The United Nations issued a "flash appeal" Monday for about $22 million in aid for Guatemala, saying "entire villages have been swept away" by landslides numbering more than 900.

UNICEF, the U.N. children's aid agency, said Tuesday it is rushing emergency relief supplies to communities in Central America and Mexico.

"The demographics of the affected areas suggest that more than a third of the victims of this tragedy are children," said regional director Nils Kastberg.

UNICEF said the rains left nearly 500,000 people homeless from southern Mexico to El Salvador, prompting some to call it the region's worst disaster since Hurricane Mitch in 1998.

The organization said it is seeking almost $6 million for relief in Guatemala and El Salvador and has diverted funds from its regular development programs in the affected countries.

Relief picks up

Relief operations began to kick into high gear Monday after a break in the weather allowed boats and helicopters to carry aid to Guatemalan villages cut off for days by the flooding and mudslides.

A good part of the country is at risk of a food shortage, said Eduardo Secaira, the country's international aid coordinator.

"The problem is that the south coast is also in bad shape, so basic crops like corn and rice are gone," Secaira said. "I'm concerned that this shortage could last several weeks. "

The U.N. Office for the Coordination of Humanitarian Affairs said Monday "preliminary estimates indicate that damage to national agriculture will surpass $400 million."

"The availability of food will be curtailed in the short-term," OCHA said in a written statement.

Private helicopters delivered food Monday to Santiago, and improved weather allowed boats to cross Lake Atitlan, a popular tourist destination, to take supplies to communities on the opposite side.

Residents of villages on the far shore hurriedly distributed whatever aid they could get.

The United States and Mexico have dispatched helicopters to assist in the relief efforts.

Army Gen. John Craddock, chief of the U.S. military's Southern Command, visited Guatemala City on Monday to coordinate efforts with government officials there.

"They were well prepared and they have done a very good job," Craddock told CNN.

Adam Ereli, deputy spokesman for the U.S. State Department, said Tuesday the United States has provided more than $250,000 in relief supplies to Guatemala, including hygiene kits, blankets, drinking water and fuel.

"Southern Command has delivered eight helicopters to assist Guatemala in search and rescue assistance in priority areas," he said. "They are also preparing to provide medical equipment and equipment for rebuilding bridges in Guatemala."

Tens of thousands of Guatemalans have been displaced, and local authorities are concerned that the food crisis could become a medical crisis.

"We have many people who are still recovering physically, but we need three things: water, more medicine and a general plan to prevent infections in the future," said Dr.

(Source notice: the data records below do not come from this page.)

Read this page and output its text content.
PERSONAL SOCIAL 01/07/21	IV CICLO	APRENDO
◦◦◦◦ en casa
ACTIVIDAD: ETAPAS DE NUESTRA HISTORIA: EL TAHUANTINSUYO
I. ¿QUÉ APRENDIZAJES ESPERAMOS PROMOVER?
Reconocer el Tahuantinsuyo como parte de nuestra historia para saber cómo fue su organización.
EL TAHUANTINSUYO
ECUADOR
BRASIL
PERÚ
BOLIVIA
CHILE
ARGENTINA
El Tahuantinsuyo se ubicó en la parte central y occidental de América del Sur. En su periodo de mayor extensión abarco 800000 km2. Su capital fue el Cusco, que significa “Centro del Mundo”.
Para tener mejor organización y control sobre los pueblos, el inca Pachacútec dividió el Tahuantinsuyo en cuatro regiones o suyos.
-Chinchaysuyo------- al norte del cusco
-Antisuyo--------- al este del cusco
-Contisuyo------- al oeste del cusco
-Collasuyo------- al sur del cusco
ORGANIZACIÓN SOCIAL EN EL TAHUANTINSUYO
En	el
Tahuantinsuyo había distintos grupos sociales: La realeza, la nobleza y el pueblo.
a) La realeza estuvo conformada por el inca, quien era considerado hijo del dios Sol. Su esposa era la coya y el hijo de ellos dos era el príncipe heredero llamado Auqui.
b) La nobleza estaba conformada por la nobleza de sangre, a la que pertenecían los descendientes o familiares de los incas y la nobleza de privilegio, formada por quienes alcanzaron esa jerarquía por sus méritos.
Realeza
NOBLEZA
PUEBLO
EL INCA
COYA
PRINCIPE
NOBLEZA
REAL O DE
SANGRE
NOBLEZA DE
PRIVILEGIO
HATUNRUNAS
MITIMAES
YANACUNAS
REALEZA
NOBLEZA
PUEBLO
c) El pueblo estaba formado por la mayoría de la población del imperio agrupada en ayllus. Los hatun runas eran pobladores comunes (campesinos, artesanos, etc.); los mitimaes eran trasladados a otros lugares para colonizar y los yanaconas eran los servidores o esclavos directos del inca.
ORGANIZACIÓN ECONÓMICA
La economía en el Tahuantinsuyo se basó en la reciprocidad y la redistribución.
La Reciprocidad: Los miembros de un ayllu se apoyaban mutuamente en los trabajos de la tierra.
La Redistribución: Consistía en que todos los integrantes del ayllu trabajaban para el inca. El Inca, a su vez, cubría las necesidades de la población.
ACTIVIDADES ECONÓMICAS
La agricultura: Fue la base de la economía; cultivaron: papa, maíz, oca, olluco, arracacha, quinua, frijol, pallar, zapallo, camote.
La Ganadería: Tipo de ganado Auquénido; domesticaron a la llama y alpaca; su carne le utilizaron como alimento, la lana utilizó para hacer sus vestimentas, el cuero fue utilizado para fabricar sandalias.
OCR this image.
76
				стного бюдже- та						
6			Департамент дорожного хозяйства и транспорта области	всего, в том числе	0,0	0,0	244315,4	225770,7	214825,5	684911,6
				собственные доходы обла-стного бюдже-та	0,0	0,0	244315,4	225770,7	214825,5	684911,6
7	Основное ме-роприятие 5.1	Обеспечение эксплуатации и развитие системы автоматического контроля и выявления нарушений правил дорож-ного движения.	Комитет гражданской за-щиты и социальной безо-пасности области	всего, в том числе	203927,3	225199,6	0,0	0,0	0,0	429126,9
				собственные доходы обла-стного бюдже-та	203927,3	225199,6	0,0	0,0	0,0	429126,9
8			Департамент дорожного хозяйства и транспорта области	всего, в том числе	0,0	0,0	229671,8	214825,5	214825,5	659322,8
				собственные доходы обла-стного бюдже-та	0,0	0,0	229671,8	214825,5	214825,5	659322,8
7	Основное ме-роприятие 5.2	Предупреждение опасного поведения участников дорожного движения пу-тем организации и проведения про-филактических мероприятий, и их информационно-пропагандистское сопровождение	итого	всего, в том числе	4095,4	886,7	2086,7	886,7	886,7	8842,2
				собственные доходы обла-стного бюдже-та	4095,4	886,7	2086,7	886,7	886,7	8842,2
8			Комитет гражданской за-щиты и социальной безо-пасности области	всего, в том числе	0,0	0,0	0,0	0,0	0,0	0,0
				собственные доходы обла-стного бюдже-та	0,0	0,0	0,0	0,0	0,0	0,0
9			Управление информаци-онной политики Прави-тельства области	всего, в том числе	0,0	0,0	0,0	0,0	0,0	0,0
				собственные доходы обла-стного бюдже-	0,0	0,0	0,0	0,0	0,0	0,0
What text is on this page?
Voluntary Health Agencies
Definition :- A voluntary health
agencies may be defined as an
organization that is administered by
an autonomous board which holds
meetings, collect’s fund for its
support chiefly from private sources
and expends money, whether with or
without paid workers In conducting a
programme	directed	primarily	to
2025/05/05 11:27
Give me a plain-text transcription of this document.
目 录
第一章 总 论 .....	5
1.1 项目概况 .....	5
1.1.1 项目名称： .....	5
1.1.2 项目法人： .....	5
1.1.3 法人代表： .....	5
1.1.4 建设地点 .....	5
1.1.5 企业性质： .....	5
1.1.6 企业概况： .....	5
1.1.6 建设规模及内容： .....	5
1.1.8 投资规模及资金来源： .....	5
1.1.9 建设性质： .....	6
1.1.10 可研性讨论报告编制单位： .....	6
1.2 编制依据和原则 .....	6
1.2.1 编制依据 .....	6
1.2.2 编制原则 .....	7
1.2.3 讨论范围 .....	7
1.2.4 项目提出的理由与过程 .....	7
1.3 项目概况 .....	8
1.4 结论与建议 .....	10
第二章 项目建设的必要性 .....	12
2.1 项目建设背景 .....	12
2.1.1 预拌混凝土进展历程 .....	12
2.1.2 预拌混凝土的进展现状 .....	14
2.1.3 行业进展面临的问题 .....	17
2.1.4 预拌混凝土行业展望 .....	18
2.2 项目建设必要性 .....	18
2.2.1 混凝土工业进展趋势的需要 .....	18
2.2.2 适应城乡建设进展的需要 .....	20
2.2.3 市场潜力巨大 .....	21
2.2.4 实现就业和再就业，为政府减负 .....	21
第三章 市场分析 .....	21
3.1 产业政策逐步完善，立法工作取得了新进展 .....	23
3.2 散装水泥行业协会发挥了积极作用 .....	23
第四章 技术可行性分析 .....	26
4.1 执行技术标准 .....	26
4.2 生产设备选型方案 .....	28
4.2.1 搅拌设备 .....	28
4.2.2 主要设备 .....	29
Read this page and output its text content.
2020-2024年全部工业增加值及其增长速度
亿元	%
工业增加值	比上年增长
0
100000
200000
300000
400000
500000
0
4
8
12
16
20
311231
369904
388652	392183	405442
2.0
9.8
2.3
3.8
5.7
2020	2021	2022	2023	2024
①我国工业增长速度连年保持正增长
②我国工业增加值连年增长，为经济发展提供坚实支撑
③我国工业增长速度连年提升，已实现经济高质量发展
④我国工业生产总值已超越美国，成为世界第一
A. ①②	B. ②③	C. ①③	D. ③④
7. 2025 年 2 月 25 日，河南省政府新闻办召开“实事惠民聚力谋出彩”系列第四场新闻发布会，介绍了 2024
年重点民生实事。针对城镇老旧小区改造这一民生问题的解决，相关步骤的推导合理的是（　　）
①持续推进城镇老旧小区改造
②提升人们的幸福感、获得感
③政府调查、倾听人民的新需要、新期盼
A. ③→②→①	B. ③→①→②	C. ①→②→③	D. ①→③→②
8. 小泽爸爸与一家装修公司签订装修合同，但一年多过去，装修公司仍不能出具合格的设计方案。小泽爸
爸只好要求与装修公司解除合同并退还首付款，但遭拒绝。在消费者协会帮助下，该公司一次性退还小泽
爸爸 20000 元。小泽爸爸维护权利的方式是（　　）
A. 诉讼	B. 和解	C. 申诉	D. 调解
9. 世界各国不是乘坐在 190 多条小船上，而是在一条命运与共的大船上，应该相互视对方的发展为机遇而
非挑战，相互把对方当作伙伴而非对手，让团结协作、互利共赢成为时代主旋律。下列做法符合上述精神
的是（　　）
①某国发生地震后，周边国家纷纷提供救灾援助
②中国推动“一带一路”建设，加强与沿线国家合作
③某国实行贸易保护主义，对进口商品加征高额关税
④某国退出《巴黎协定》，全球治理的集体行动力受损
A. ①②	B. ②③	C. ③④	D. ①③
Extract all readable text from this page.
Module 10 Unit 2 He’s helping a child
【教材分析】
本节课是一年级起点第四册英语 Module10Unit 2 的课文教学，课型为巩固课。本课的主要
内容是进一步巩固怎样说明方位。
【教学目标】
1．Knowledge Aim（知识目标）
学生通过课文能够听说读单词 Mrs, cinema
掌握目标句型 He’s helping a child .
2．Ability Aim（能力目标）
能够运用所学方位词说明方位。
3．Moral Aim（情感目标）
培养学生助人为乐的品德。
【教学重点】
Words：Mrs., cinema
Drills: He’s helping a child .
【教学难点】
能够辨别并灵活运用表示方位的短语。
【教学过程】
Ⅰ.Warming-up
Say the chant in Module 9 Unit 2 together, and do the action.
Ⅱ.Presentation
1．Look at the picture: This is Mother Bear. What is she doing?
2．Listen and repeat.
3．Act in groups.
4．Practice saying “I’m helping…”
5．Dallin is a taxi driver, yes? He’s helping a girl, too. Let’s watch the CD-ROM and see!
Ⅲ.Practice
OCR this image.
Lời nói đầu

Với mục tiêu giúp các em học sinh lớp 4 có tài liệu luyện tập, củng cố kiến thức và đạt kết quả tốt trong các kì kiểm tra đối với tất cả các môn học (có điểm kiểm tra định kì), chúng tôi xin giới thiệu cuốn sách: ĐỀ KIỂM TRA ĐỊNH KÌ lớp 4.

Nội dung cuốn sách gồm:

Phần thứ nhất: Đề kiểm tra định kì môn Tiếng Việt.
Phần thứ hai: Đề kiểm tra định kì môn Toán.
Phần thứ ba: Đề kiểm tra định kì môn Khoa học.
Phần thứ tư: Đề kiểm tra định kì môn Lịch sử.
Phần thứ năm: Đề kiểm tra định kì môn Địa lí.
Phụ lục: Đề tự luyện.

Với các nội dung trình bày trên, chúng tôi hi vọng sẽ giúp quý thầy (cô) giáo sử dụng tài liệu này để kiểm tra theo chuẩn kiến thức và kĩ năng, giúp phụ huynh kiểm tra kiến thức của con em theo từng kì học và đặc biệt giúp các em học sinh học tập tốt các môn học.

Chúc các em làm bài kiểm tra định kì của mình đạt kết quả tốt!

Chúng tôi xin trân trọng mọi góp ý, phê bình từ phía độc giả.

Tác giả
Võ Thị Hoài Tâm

Francisco Mendes Puac, a physician for the U.S.-based CARE International.

In El Salvador, the situation was complicated by the eruption of one of the country's largest volcanoes.

The United States has given El Salvador $100,000 in aid, said Ereli, "to meet the needs of people who are in shelters as a result of severe flooding as well as volcanic eruptions."

CARE said Guatemala and El Salvador had heavy infrastructure damage, with some main roads blocked by landslides and low-lying areas cut off by flooding.

The aid group's staff said Monday that areas in southern and western Guatemala had no electricity or clean water.

The director of OCHA's New York office, Ed Tsui, told reporters Monday some people were not willing to give the Guatemalan army access to areas due to its past activities in the nation's civil war, which ended in 1996.